Molecular alterations involving the PI3K/AKT/mTOR pathway (including mutation, copy number, protein, or RNA) were examined across 11,219 human cancers representing 32 major types. Within specific mutated genes, frequency, mutation hotspot residues, in silico predictions, and functional assays were all informative in distinguishing the subset of genetic variants more likely to have functional relevance. Multiple oncogenic pathways including PI3K/AKT/mTOR converged on similar sets of downstream transcriptional targets.

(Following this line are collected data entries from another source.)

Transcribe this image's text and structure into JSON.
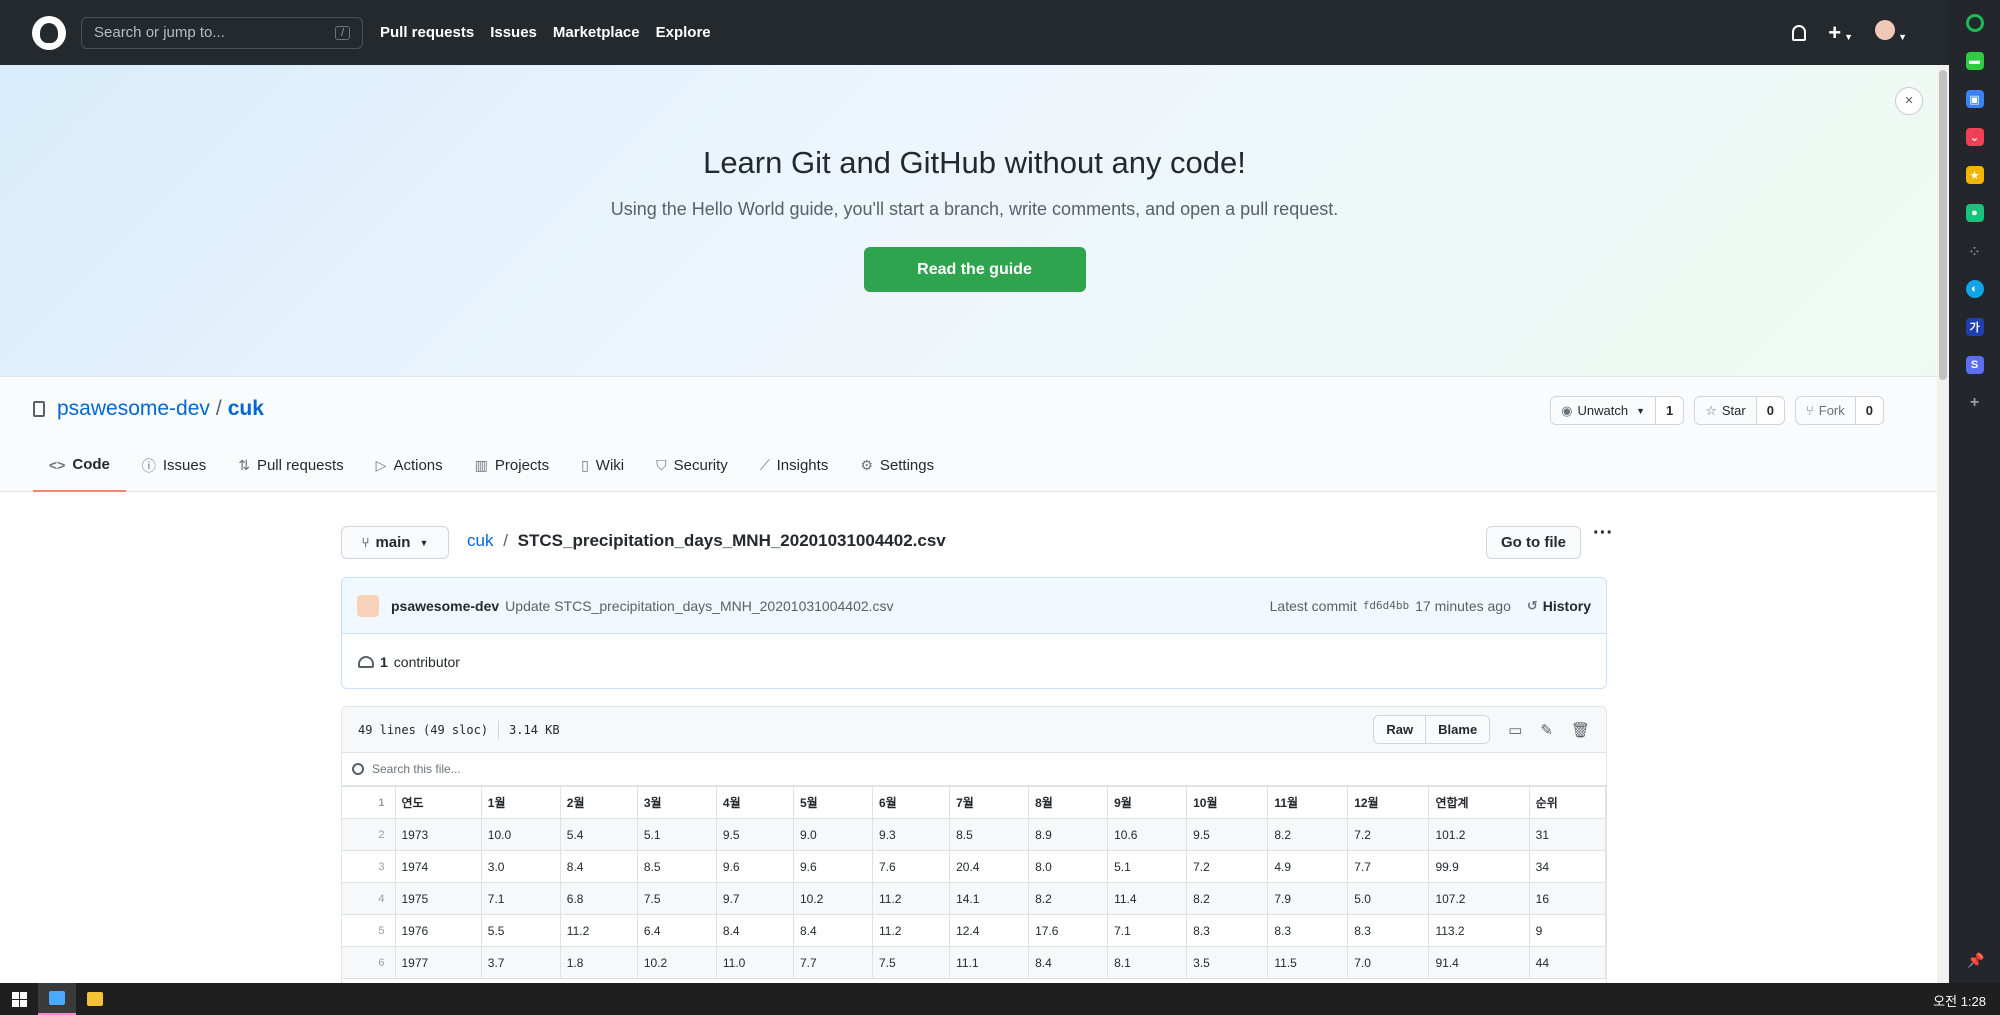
{
  "header": {
    "search_placeholder": "Search or jump to...",
    "search_key": "/",
    "nav": [
      "Pull requests",
      "Issues",
      "Marketplace",
      "Explore"
    ]
  },
  "banner": {
    "title": "Learn Git and GitHub without any code!",
    "subtitle": "Using the Hello World guide, you'll start a branch, write comments, and open a pull request.",
    "button": "Read the guide",
    "close": "×"
  },
  "repo": {
    "owner": "psawesome-dev",
    "separator": "/",
    "name": "cuk",
    "unwatch_label": "Unwatch",
    "unwatch_count": "1",
    "star_label": "Star",
    "star_count": "0",
    "fork_label": "Fork",
    "fork_count": "0"
  },
  "tabs": [
    {
      "label": "Code",
      "icon": "<>"
    },
    {
      "label": "Issues",
      "icon": "ⓘ"
    },
    {
      "label": "Pull requests",
      "icon": "⇅"
    },
    {
      "label": "Actions",
      "icon": "▷"
    },
    {
      "label": "Projects",
      "icon": "▥"
    },
    {
      "label": "Wiki",
      "icon": "▯"
    },
    {
      "label": "Security",
      "icon": "⛉"
    },
    {
      "label": "Insights",
      "icon": "⟋"
    },
    {
      "label": "Settings",
      "icon": "⚙"
    }
  ],
  "file": {
    "branch": "main",
    "repo_link": "cuk",
    "separator": "/",
    "filename": "STCS_precipitation_days_MNH_20201031004402.csv",
    "goto": "Go to file",
    "more": "···"
  },
  "commit": {
    "author": "psawesome-dev",
    "message": "Update STCS_precipitation_days_MNH_20201031004402.csv",
    "latest_label": "Latest commit",
    "sha": "fd6d4bb",
    "time": "17 minutes ago",
    "history": "History",
    "contrib_count": "1",
    "contrib_label": "contributor"
  },
  "file_info": {
    "lines": "49 lines (49 sloc)",
    "size": "3.14 KB",
    "raw": "Raw",
    "blame": "Blame",
    "search_placeholder": "Search this file..."
  },
  "table": {
    "header": [
      "연도",
      "1월",
      "2월",
      "3월",
      "4월",
      "5월",
      "6월",
      "7월",
      "8월",
      "9월",
      "10월",
      "11월",
      "12월",
      "연합계",
      "순위"
    ],
    "rows": [
      [
        "1973",
        "10.0",
        "5.4",
        "5.1",
        "9.5",
        "9.0",
        "9.3",
        "8.5",
        "8.9",
        "10.6",
        "9.5",
        "8.2",
        "7.2",
        "101.2",
        "31"
      ],
      [
        "1974",
        "3.0",
        "8.4",
        "8.5",
        "9.6",
        "9.6",
        "7.6",
        "20.4",
        "8.0",
        "5.1",
        "7.2",
        "4.9",
        "7.7",
        "99.9",
        "34"
      ],
      [
        "1975",
        "7.1",
        "6.8",
        "7.5",
        "9.7",
        "10.2",
        "11.2",
        "14.1",
        "8.2",
        "11.4",
        "8.2",
        "7.9",
        "5.0",
        "107.2",
        "16"
      ],
      [
        "1976",
        "5.5",
        "11.2",
        "6.4",
        "8.4",
        "8.4",
        "11.2",
        "12.4",
        "17.6",
        "7.1",
        "8.3",
        "8.3",
        "8.3",
        "113.2",
        "9"
      ],
      [
        "1977",
        "3.7",
        "1.8",
        "10.2",
        "11.0",
        "7.7",
        "7.5",
        "11.1",
        "8.4",
        "8.1",
        "3.5",
        "11.5",
        "7.0",
        "91.4",
        "44"
      ]
    ]
  },
  "sidebar_icons": [
    {
      "name": "green-circle-icon",
      "color": "#1db954"
    },
    {
      "name": "green-square-icon",
      "color": "#2ecc40"
    },
    {
      "name": "briefcase-icon",
      "color": "#3b82f6"
    },
    {
      "name": "pocket-icon",
      "color": "#ef4056"
    },
    {
      "name": "star-icon",
      "color": "#f5b400"
    },
    {
      "name": "chat-icon",
      "color": "#19c37d"
    },
    {
      "name": "dots-icon",
      "color": "#23262b"
    },
    {
      "name": "edge-icon",
      "color": "#0ea5e9"
    },
    {
      "name": "dictionary-icon",
      "color": "#1e40af"
    },
    {
      "name": "s-app-icon",
      "color": "#5b6ef5"
    },
    {
      "name": "add-icon",
      "color": "#23262b"
    }
  ],
  "sidebar_labels": {
    "dictionary": "가",
    "s_app": "S",
    "add": "+"
  },
  "taskbar": {
    "clock": "오전 1:28"
  }
}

In addition to mutation, structural variations and partial copy losses involving PTEN and STK11 showed evidence for having functional relevance. A substantial fraction of cancers showed high mTOR pathway activity without an associated canonical genetic or genomic alteration, including cancers harboring IDH1 or VHL mutations, suggesting multiple mechanisms for pathway activation.